Bu saçmalıklar karşısında, hiç sesini çıkarmaz, kenarları çapaklı ağzını hafif sola kaydırır, belli belirsiz acı-acı gülümserdi. Yaradan Gülsüm ’ ünü kendisine benzetmiş olsaydı, yoksulluk bir yana daha mutlu olurdu Yusuf.
Haziranın ortasına gelmişlerdi. Toprak şarha-şarha yarılmıştı yağmursuzluktan. Çöpe dönmüştü boyunları çocukların. Hayvanlar ölüyordu bir-biri ardısıra, her gün-her gece.
Köyün ortalık yerindeki çeşmeye bakardı penceresi Yusuf ’un. Ama evden başka herşeye benziyordu bu başlarını soktukları delik. "Hey..." diye bağırınca, "buyur ağam.." diyebilmesi için verilmişti, bu bir gözcük dam onlara.
Hatırı sayılır bir göbeği, elma gibi yanakları, şehirde mağazaları, koca-koca konakları vardı adamın. Ama... tek kelimeyle, bu köyün bulutları kadar insafsızdı Hurrem bey...
Güneş Keçikalenin doruğunda, puslu kış günlerinde olduğu gibi parlıyordu. Samyeli estiğinde hep böyle olurdu. Şah ’ tan bu yana, alnının şah damarı şişesiye çalışmıştı. Temerküz (esir) kamplarını bilmezdi Yusuf. Sağ bacağını kalçasından vermişti gavura babası.. Buna dair hikayeleler dinlemişti, çocuk kulakları eskiden, bunu biliyordu yalnızca...
Şekilsiz kafasının içinde, bulanık sularda ki balıklar gibiydi düşünceler. Küreğin sapını sol koltuğunun altına dayamış, yerle-göğün birleştiği yere bakıyordu. İrkildi birden, çünkü ağasının sesiydi bu.

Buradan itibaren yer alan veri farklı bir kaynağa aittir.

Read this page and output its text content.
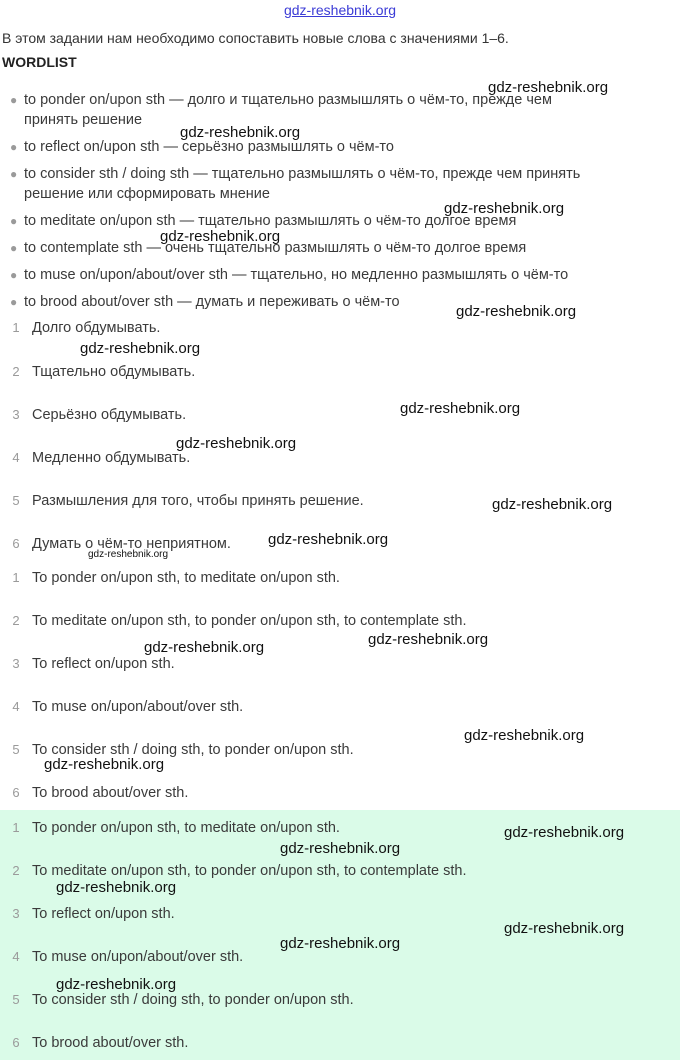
gdz-reshebnik.org
В этом задании нам необходимо сопоставить новые слова с значениями 1–6.
WORDLIST
● to ponder on/upon sth — долго и тщательно размышлять о чём-то, прежде чем
принять решение
● to reflect on/upon sth — серьёзно размышлять о чём-то
● to consider sth / doing sth — тщательно размышлять о чём-то, прежде чем принять
решение или сформировать мнение
● to meditate on/upon sth — тщательно размышлять о чём-то долгое время
● to contemplate sth — очень тщательно размышлять о чём-то долгое время
● to muse on/upon/about/over sth — тщательно, но медленно размышлять о чём-то
● to brood about/over sth — думать и переживать о чём-то
1 Долго обдумывать.
2 Тщательно обдумывать.
3 Серьёзно обдумывать.
4 Медленно обдумывать.
5 Размышления для того, чтобы принять решение.
6 Думать о чём-то неприятном.
1 To ponder on/upon sth, to meditate on/upon sth.
2 To meditate on/upon sth, to ponder on/upon sth, to contemplate sth.
3 To reflect on/upon sth.
4 To muse on/upon/about/over sth.
5 To consider sth / doing sth, to ponder on/upon sth.
6 To brood about/over sth.
1 To ponder on/upon sth, to meditate on/upon sth.
2 To meditate on/upon sth, to ponder on/upon sth, to contemplate sth.
3 To reflect on/upon sth.
4 To muse on/upon/about/over sth.
5 To consider sth / doing sth, to ponder on/upon sth.
6 To brood about/over sth.
gdz-reshebnik.org
gdz-reshebnik.org
gdz-reshebnik.org
gdz-reshebnik.org
gdz-reshebnik.org
gdz-reshebnik.org
gdz-reshebnik.org
gdz-reshebnik.org
gdz-reshebnik.org
gdz-reshebnik.org
gdz-reshebnik.org
gdz-reshebnik.org
gdz-reshebnik.org
gdz-reshebnik.org
gdz-reshebnik.org
gdz-reshebnik.org
gdz-reshebnik.org
gdz-reshebnik.org
gdz-reshebnik.org
gdz-reshebnik.org
gdz-reshebnik.org
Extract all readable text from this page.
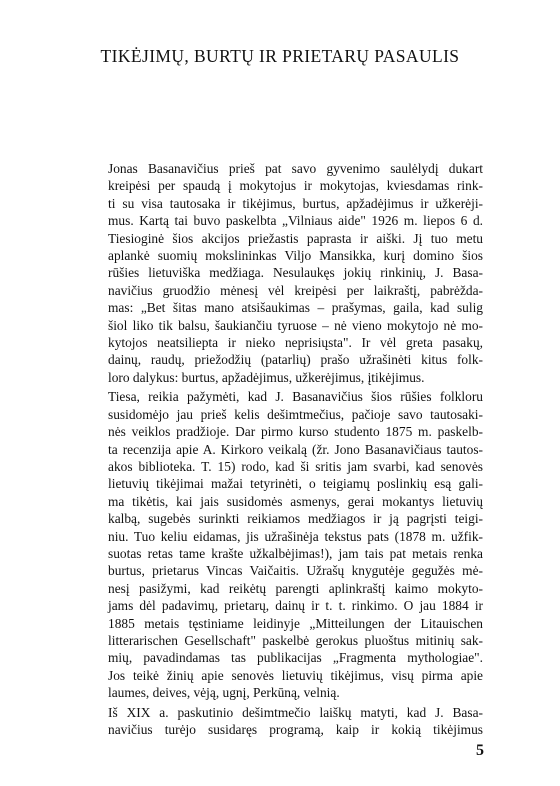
TIKĖJIMŲ, BURTŲ IR PRIETARŲ PASAULIS

Jonas Basanavičius prieš pat savo gyvenimo saulėlydį dukart
kreipėsi per spaudą į mokytojus ir mokytojas, kviesdamas rink-
ti su visa tautosaka ir tikėjimus, burtus, apžadėjimus ir užkerėji-
mus. Kartą tai buvo paskelbta „Vilniaus aide" 1926 m. liepos 6 d.
Tiesioginė šios akcijos priežastis paprasta ir aiški. Jį tuo metu
aplankė suomių mokslininkas Viljo Mansikka, kurį domino šios
rūšies lietuviška medžiaga. Nesulaukęs jokių rinkinių, J. Basa-
navičius gruodžio mėnesį vėl kreipėsi per laikraštį, pabrėžda-
mas: „Bet šitas mano atsišaukimas – prašymas, gaila, kad sulig
šiol liko tik balsu, šaukiančiu tyruose – nė vieno mokytojo nė mo-
kytojos neatsiliepta ir nieko neprisiųsta". Ir vėl greta pasakų,
dainų, raudų, priežodžių (patarlių) prašo užrašinėti kitus folk-
loro dalykus: burtus, apžadėjimus, užkerėjimus, įtikėjimus.

Tiesa, reikia pažymėti, kad J. Basanavičius šios rūšies folkloru
susidomėjo jau prieš kelis dešimtmečius, pačioje savo tautosaki-
nės veiklos pradžioje. Dar pirmo kurso studento 1875 m. paskelb-
ta recenzija apie A. Kirkoro veikalą (žr. Jono Basanavičiaus tautos-
akos biblioteka. T. 15) rodo, kad ši sritis jam svarbi, kad senovės
lietuvių tikėjimai mažai tetyrinėti, o teigiamų poslinkių esą gali-
ma tikėtis, kai jais susidomės asmenys, gerai mokantys lietuvių
kalbą, sugebės surinkti reikiamos medžiagos ir ją pagrįsti teigi-
niu. Tuo keliu eidamas, jis užrašinėja tekstus pats (1878 m. užfik-
suotas retas tame krašte užkalbėjimas!), jam tais pat metais renka
burtus, prietarus Vincas Vaičaitis. Užrašų knygutėje gegužės mė-
nesį pasižymi, kad reikėtų parengti aplinkraštį kaimo mokyto-
jams dėl padavimų, prietarų, dainų ir t. t. rinkimo. O jau 1884 ir
1885 metais tęstiniame leidinyje „Mitteilungen der Litauischen
litterarischen Gesellschaft" paskelbė gerokus pluoštus mitinių sak-
mių, pavadindamas tas publikacijas „Fragmenta mythologiae".
Jos teikė žinių apie senovės lietuvių tikėjimus, visų pirma apie
laumes, deives, vėją, ugnį, Perkūną, velnią.

Iš XIX a. paskutinio dešimtmečio laiškų matyti, kad J. Basa-
navičius turėjo susidaręs programą, kaip ir kokią tikėjimus

5
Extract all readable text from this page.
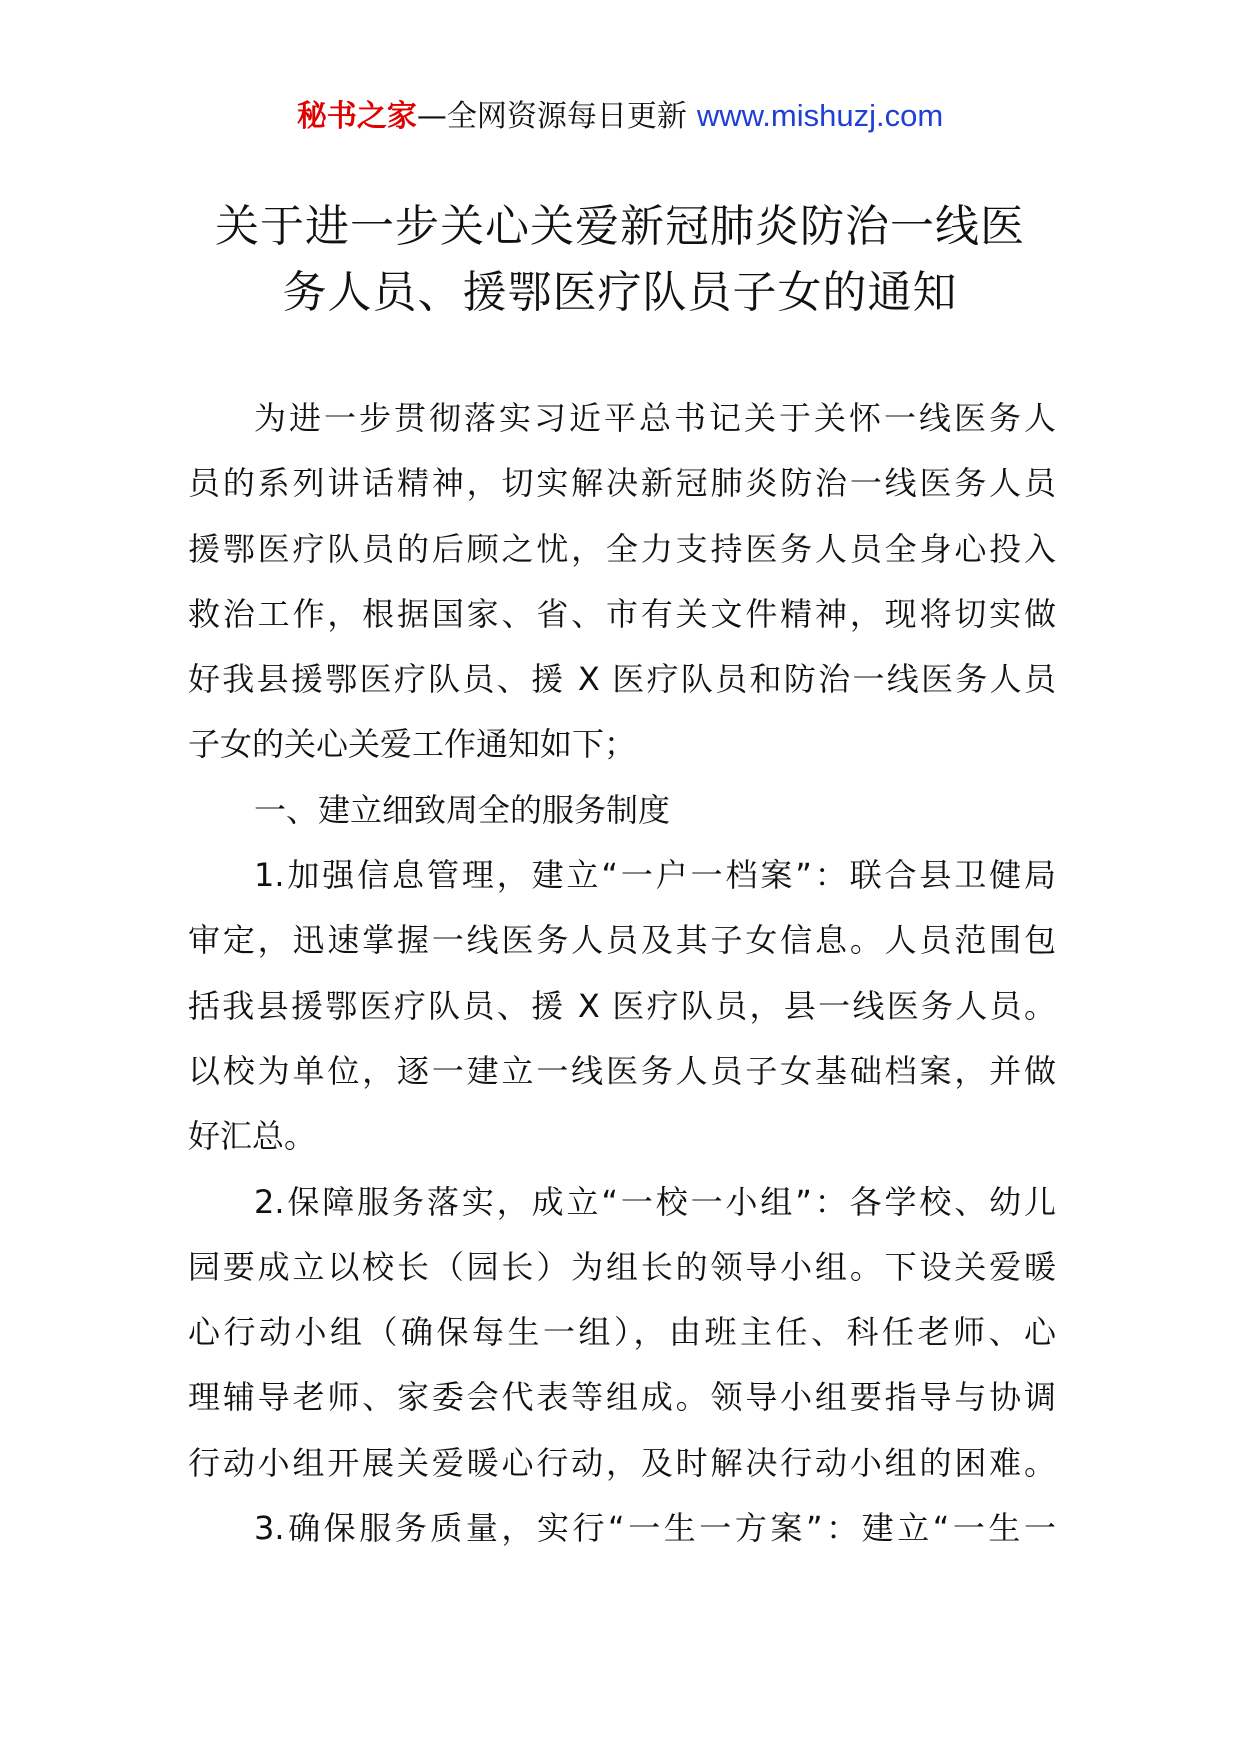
秘书之家—全网资源每日更新 www.mishuzj.com
关于进一步关心关爱新冠肺炎防治一线医
务人员、援鄂医疗队员子女的通知
为进一步贯彻落实习近平总书记关于关怀一线医务人
员的系列讲话精神，切实解决新冠肺炎防治一线医务人员
援鄂医疗队员的后顾之忧，全力支持医务人员全身心投入
救治工作，根据国家、省、市有关文件精神，现将切实做
好我县援鄂医疗队员、援 X 医疗队员和防治一线医务人员
子女的关心关爱工作通知如下；
一、建立细致周全的服务制度
1.加强信息管理，建立“一户一档案”：联合县卫健局
审定，迅速掌握一线医务人员及其子女信息。人员范围包
括我县援鄂医疗队员、援 X 医疗队员，县一线医务人员。
以校为单位，逐一建立一线医务人员子女基础档案，并做
好汇总。
2.保障服务落实，成立“一校一小组”：各学校、幼儿
园要成立以校长（园长）为组长的领导小组。下设关爱暖
心行动小组（确保每生一组），由班主任、科任老师、心
理辅导老师、家委会代表等组成。领导小组要指导与协调
行动小组开展关爱暖心行动，及时解决行动小组的困难。
3.确保服务质量，实行“一生一方案”：建立“一生一
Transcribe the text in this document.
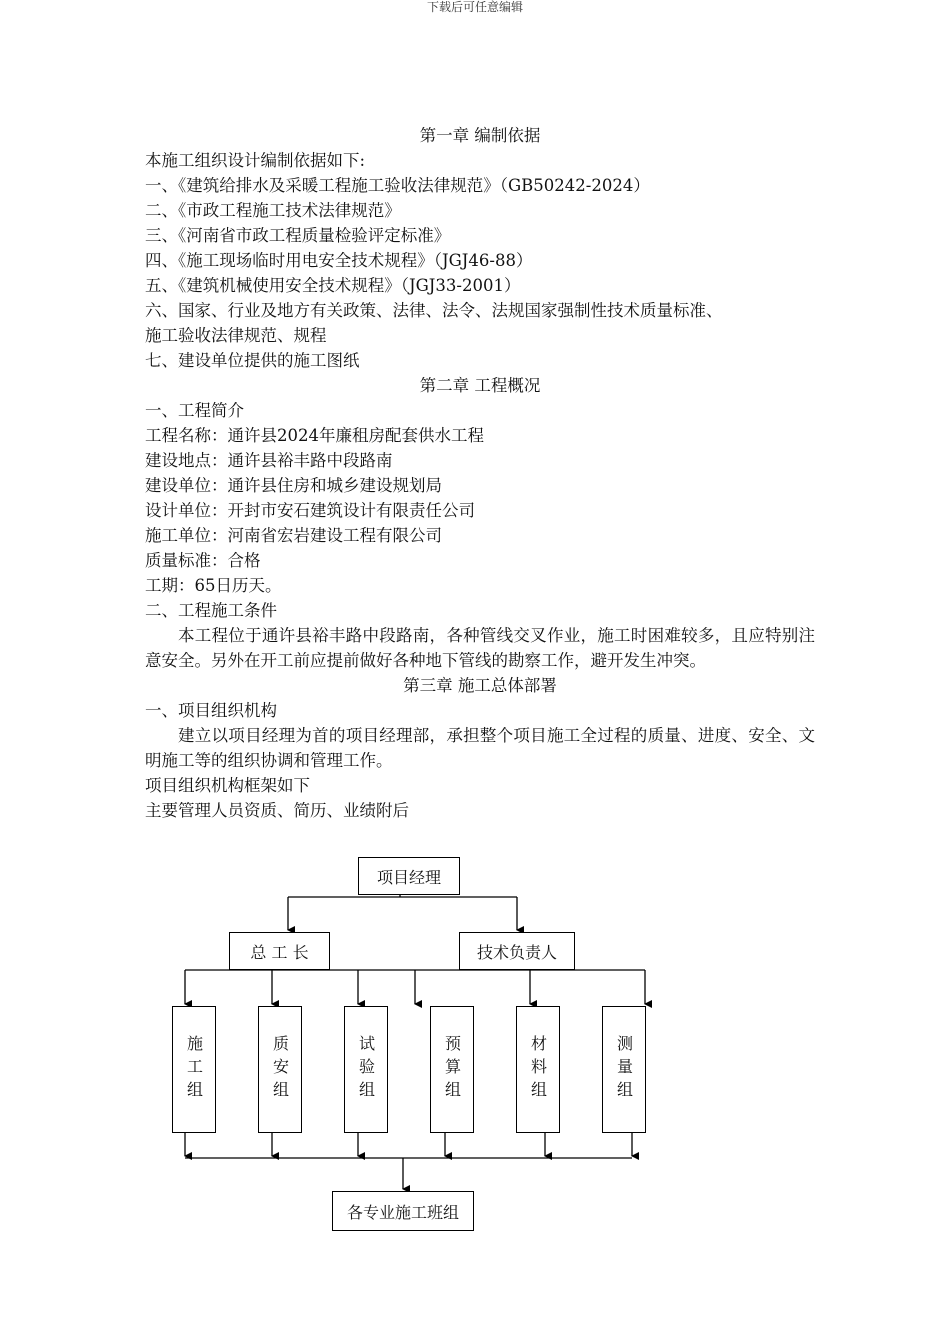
下载后可任意编辑

第一章 编制依据

本施工组织设计编制依据如下:

一、《建筑给排水及采暖工程施工验收法律规范》（GB50242-2024）

二、《市政工程施工技术法律规范》

三、《河南省市政工程质量检验评定标准》

四、《施工现场临时用电安全技术规程》（JGJ46-88）

五、《建筑机械使用安全技术规程》（JGJ33-2001）

六、国家、行业及地方有关政策、法律、法令、法规国家强制性技术质量标准、

施工验收法律规范、规程

七、建设单位提供的施工图纸

第二章 工程概况

一、工程简介

工程名称：通许县2024年廉租房配套供水工程

建设地点：通许县裕丰路中段路南

建设单位：通许县住房和城乡建设规划局

设计单位：开封市安石建筑设计有限责任公司

施工单位：河南省宏岩建设工程有限公司

质量标准：合格

工期：65日历天。

二、工程施工条件

本工程位于通许县裕丰路中段路南，各种管线交叉作业，施工时困难较多，且应特别注意安全。另外在开工前应提前做好各种地下管线的勘察工作，避开发生冲突。

第三章 施工总体部署

一、项目组织机构

建立以项目经理为首的项目经理部，承担整个项目施工全过程的质量、进度、安全、文明施工等的组织协调和管理工作。

项目组织机构框架如下

主要管理人员资质、简历、业绩附后

项目经理
总 工 长	技术负责人
施工组	质安组	试验组	预算组	材料组	测量组
各专业施工班组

Yedi iklimin ötesinden gelse, bu "hoyrat sesi" yine tanırdı.
"ula gavat" diyordu yine... Gözleri dolu-dolu, saçları diken-diken olmuştu. Samyeli esmiyordu ama Yusuf ’ un içinde fırtınalar vardı... Ağa herşeyden habersiz, işi alaya almıştı yine.
Bana bak "eyri göz", Gilsüm için, anasına nasıl çalıştıysan, tarlamda da o denli gayretli olmanı isterim...
Yumuşak huyluydu Yusuf. Söylenenleri hiç işitmemişçesine, küreği usulca yere bıraktı ve dırıltısına döndü arkasını, yürüdü.
Kölenin davranışı ağaya çok dokunmuştu. Bağırıyordu ; Yusuf....Yusuf... Kanlıgeçitten yankıyordu, Hurrem ’ in çirkin sesi, karanlıkda kayboluyordu.
Vakit gece-yarısını çoktan geçmişti, hava leş kokusu sinmiş gibi ağırdı, boğucuydu, vakitsiz ötüyordu horozlar, uzun-uzun ulumaları bu yüzdendi köpeklerin.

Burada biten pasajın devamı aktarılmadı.